The Nation’s Budget Challenges Haven’t Changed


Published June 13, 2013

Debate Club, US News and World Report

It is a mistake to think of the nation’s budgetary challenge as something associated solely with the size of near-term deficits. That was never the case.

Since the financial crash, the U.S. has run up extraordinary amounts of debt. Between 2009 and 2012, the U.S. ran a cumulative $5 trillion deficit. These enormous deficits were always going to recede when the nation’s economy moved closer to normalcy again; it was just a matter of time.

It is also the case that some policy decisions have reduced the near-term deficit modestly as well. The president and Congress agreed to a tax deal earlier this year that raised revenue relative to the full extension of the Bush-era tax schedule, and the spending cuts associated with the sequester have been allowed to go fully into effect in 2013. The result is that the short-term outlook is now slightly less bad that it was a year ago.
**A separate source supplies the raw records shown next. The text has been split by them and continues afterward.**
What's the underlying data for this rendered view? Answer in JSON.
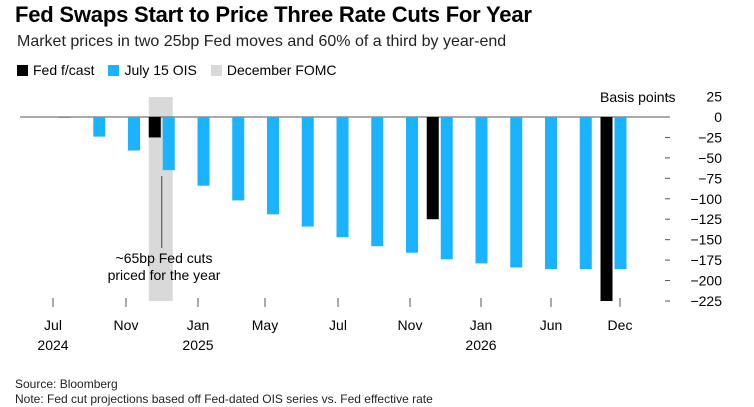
{
  "title": "Fed Swaps Start to Price Three Rate Cuts For Year",
  "subtitle": "Market prices in two 25bp Fed moves and 60% of a third by year-end",
  "legend": [
    {
      "label": "Fed f/cast",
      "color": "#000000"
    },
    {
      "label": "July 15 OIS",
      "color": "#1ab3ff"
    },
    {
      "label": "December FOMC",
      "color": "#d9d9d9"
    }
  ],
  "footer": {
    "source": "Source: Bloomberg",
    "note": "Note: Fed cut projections based off Fed-dated OIS series vs. Fed effective rate"
  },
  "chart_data": {
    "type": "bar",
    "y_axis_label": "Basis points",
    "ylim": [
      -225,
      25
    ],
    "yticks": [
      25,
      0,
      -25,
      -50,
      -75,
      -100,
      -125,
      -150,
      -175,
      -200,
      -225
    ],
    "x_ticks": [
      {
        "label": "Jul",
        "year": "2024"
      },
      {
        "label": "Nov",
        "year": ""
      },
      {
        "label": "Jan",
        "year": "2025"
      },
      {
        "label": "May",
        "year": ""
      },
      {
        "label": "Jul",
        "year": ""
      },
      {
        "label": "Nov",
        "year": ""
      },
      {
        "label": "Jan",
        "year": "2026"
      },
      {
        "label": "Jun",
        "year": ""
      },
      {
        "label": "Dec",
        "year": ""
      }
    ],
    "series": [
      {
        "name": "July 15 OIS",
        "color": "#1ab3ff",
        "values": [
          -1,
          -24,
          -41,
          -65,
          -84,
          -102,
          -119,
          -134,
          -147,
          -158,
          -166,
          -174,
          -179,
          -184,
          -186,
          -186,
          -186
        ]
      },
      {
        "name": "Fed f/cast",
        "color": "#000000",
        "points": [
          {
            "index": 3,
            "value": -25
          },
          {
            "index": 11,
            "value": -125
          },
          {
            "index": 16,
            "value": -225
          }
        ]
      }
    ],
    "highlight": {
      "label": "December FOMC",
      "index": 3,
      "color": "#d9d9d9"
    },
    "annotation": "~65bp Fed cuts priced for the year"
  }
}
The Congressional Budget Office now projects that the federal budget deficit will total $642 billion in 2013 and $560 billion in 2014. Last summer, CBO was projecting that the deficit would remain over $1 trillion in 2013 and reach $924 billion in 2014. Those earlier CBO projections assumed full extension of the Bush-era tax schedule and elimination of the spending cuts required by the sequester.

The main effect of the run-up in deficits has been to remove all margin for error in economic policy. The nation’s outstanding public debt is now over 70 percent of gross domestic product; if another crisis were to rattle to the world economy, the nation’s debt level could easily soar past 100 percent of GDP, which would spell real trouble for the economy. The imperative to rein in near-term deficits even more remains because it is important to reduce the risk that another recession-induced run-up in borrowing would trigger a debt crisis with catastrophic consequences.

But the core fiscal challenge for the country, which remains unaddressed, is the unrelenting growth of entitlement spending — a problem that will become acute in the next twenty years. Between 1973 and 2012, entitlement spending rose from 7.4 percent of GDP to 13.1 percent of GDP. By 2035, spending on Social Security, Medicare, Medicaid and the health care law’s new entitlements is expected to add another 5.4 percent of GDP to the spending side of the federal ledger. Absent serious reform, the budgetary pressures created by this entitlement spending surge will either force massive cuts in the rest of the budget or very large tax increases, or perhaps trigger a debt crisis.

Medium- and long-term budgetary challenges can affect near-term economic performance. Large projected deficits, even ten and twenty years into the future, can stifle near-term risk-taking and consumption as investors and households try to protect themselves from the damage that runaway government borrowing might trigger. Alternatively, if Congress and the president were to work together to close projected deficits in the medium and long-term, it would help the economy today by easing concerns about the future.

Despite a “less bad” near-term outlook, the nation’s primary budgetary challenges haven’t changed in the last year. There’s still plenty of reasons to be concerned, and plenty of incentive to adopt a budget plan that substantially narrows future deficits.

James C. Capretta is a senior fellow at the Ethics and Public Policy Center.